The United States needs to make it easier for foreign graduates of U.S. universities in scientific and technical fields to remain and work in the country. Congress should “staple a green card to an advanced diploma,” granting lawful permanent residence to those who earn a STEM master’s degree or doctorate. Congress should also pass the DREAM Act, which would provide undocumented immigrants who were brought to the United States as children an expedited path to citizenship if they accomplish academic goals or serve in the military. The administration should reverse measures that have created new obstacles for many foreign students and foreign workers on temporary work visas, such as the H-1B.
Congress should pass legislation that permits immigrants to live and work in the United States if they can raise funds to start new companies.Many immigrants trying to start businesses are also recent graduates of U.S. universities. The Startup Act, which has bipartisan support, would create an entrepreneurial visa to permit seventy-five thousand immigrants annually to remain temporarily in the country if they have raised enough capital to launch a new company, and to remain permanently if the company succeeds.
The federal government should make targeted—rather than sweeping—efforts to prevent the theft of scientific knowledge from American universities. Foreign graduate students bring great expertise to American higher education and are essential drivers of new discoveries. Foreign undergraduate students are often a lucrative source of funding for many universities. Broad bans on Chinese students would hurt U.S. innovation. They would also reinforce a sense among Chinese scientists and students that the bans are motivated by racial hostility, allow the Chinese government to position itself as a protector of Chinese abroad, and thus reinforce Chinese Communist Party propaganda that equates Chinese heritage with the party.132 Some technologies are more sensitive than others, and graduate students are more likely to have access than undergraduates. The most effective measures to stop theft will likely be tighter controls over technology in universities and research labs, accompanied by expanded counterespionage efforts.
Universities should be more proactive in offering proposals on tightening controls over sensitive technologies. They also need to enforce existing rules on disclosure of foreign funding and limits on the transfer of research findings and intellectual property. Congress should provide the FBI with greater resources so agents can review students on a case-by-case basis and zero in on those who trigger significant concern. The ultimate goal should be retaining the openness of the U.S. research system and the longstanding exemption of fundamental research from controls and limitations, enshrined in the Ronald Reagan administration’s 1985 National Security Decision Directive 189.133
Support Technology Adoption in the Defense Sector
The federal government, particularly the Defense Department, needs to move more rapidly to acquire and integrate breakthrough technologies. Processes and bureaucracies developed during the industrial age are not optimized for agility and speed. Moreover, peer and near-peer competitors, such as China, do not have the same legacy systems to overcome and can blur the line between public and private sectors through new industrial-military policies. Although moving to a flexible institutional culture more accepting of risk is a systemic process involving many parts, changes in two areas—finding and funding new technologies and talent circulation—will have a more immediate effect.

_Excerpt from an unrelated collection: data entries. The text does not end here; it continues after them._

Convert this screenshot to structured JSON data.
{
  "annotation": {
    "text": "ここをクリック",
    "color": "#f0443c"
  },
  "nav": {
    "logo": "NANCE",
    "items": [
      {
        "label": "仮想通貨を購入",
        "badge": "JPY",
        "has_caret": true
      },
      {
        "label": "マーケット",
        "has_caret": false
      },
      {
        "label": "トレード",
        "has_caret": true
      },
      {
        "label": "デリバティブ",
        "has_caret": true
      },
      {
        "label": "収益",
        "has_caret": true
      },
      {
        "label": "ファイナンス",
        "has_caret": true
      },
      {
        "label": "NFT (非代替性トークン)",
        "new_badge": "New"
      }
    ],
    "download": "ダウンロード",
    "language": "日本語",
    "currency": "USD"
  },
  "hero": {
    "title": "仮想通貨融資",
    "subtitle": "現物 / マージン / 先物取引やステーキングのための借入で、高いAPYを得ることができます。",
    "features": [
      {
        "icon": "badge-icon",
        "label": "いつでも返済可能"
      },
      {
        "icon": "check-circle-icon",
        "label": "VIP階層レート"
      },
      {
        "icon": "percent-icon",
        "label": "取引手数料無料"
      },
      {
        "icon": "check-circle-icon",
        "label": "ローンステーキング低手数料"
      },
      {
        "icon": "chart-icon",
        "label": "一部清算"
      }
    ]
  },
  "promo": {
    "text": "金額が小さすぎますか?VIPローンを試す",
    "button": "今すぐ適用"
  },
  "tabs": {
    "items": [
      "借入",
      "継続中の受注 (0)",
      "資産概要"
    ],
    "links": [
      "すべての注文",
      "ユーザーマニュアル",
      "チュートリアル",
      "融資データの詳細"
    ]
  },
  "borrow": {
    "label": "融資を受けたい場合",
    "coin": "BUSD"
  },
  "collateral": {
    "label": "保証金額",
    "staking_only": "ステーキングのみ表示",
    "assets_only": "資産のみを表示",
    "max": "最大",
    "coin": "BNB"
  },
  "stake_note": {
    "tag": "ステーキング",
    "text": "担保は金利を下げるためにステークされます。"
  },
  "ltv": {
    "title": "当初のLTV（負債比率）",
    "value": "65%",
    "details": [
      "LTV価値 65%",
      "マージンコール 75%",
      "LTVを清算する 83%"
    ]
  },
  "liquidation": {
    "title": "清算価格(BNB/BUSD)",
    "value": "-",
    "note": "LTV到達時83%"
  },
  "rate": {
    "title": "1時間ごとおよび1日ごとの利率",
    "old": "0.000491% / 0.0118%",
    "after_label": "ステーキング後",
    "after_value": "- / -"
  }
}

Notable experiments have been made with more flexible budget authorities and the consequent acceptance of more risk. For example, at a meeting at which start-ups pitched new ideas to the Air Force, the Air Force brought contracting and payment times down from ninety days each to under fifteen minutes; the contract involved was only one page. The Air Force awarded $3.5 million through a credit card swipe to fifty-one start-ups, half of which had never worked with the U.S. government before.134
These experiments, however, remain small and inadequate to the scale of the challenge. The Defense Innovation Board identifies eighty-one major software development programs in the DOD, with budgets totaling $17.9 billion. Credit card swipes are not going to be enough to change the Pentagon’s acquisition process. Congress needs to find additional ways to help the DOD and other federal agencies find and exploit new technologies at scale in the private sector. Moreover, although senior military and intelligence leadership recognize the need to streamline bureaucracies and adopt a more risk-taking culture, this attitude has not taken hold in the bureaucratic middle, where many operational decisions are made and implemented.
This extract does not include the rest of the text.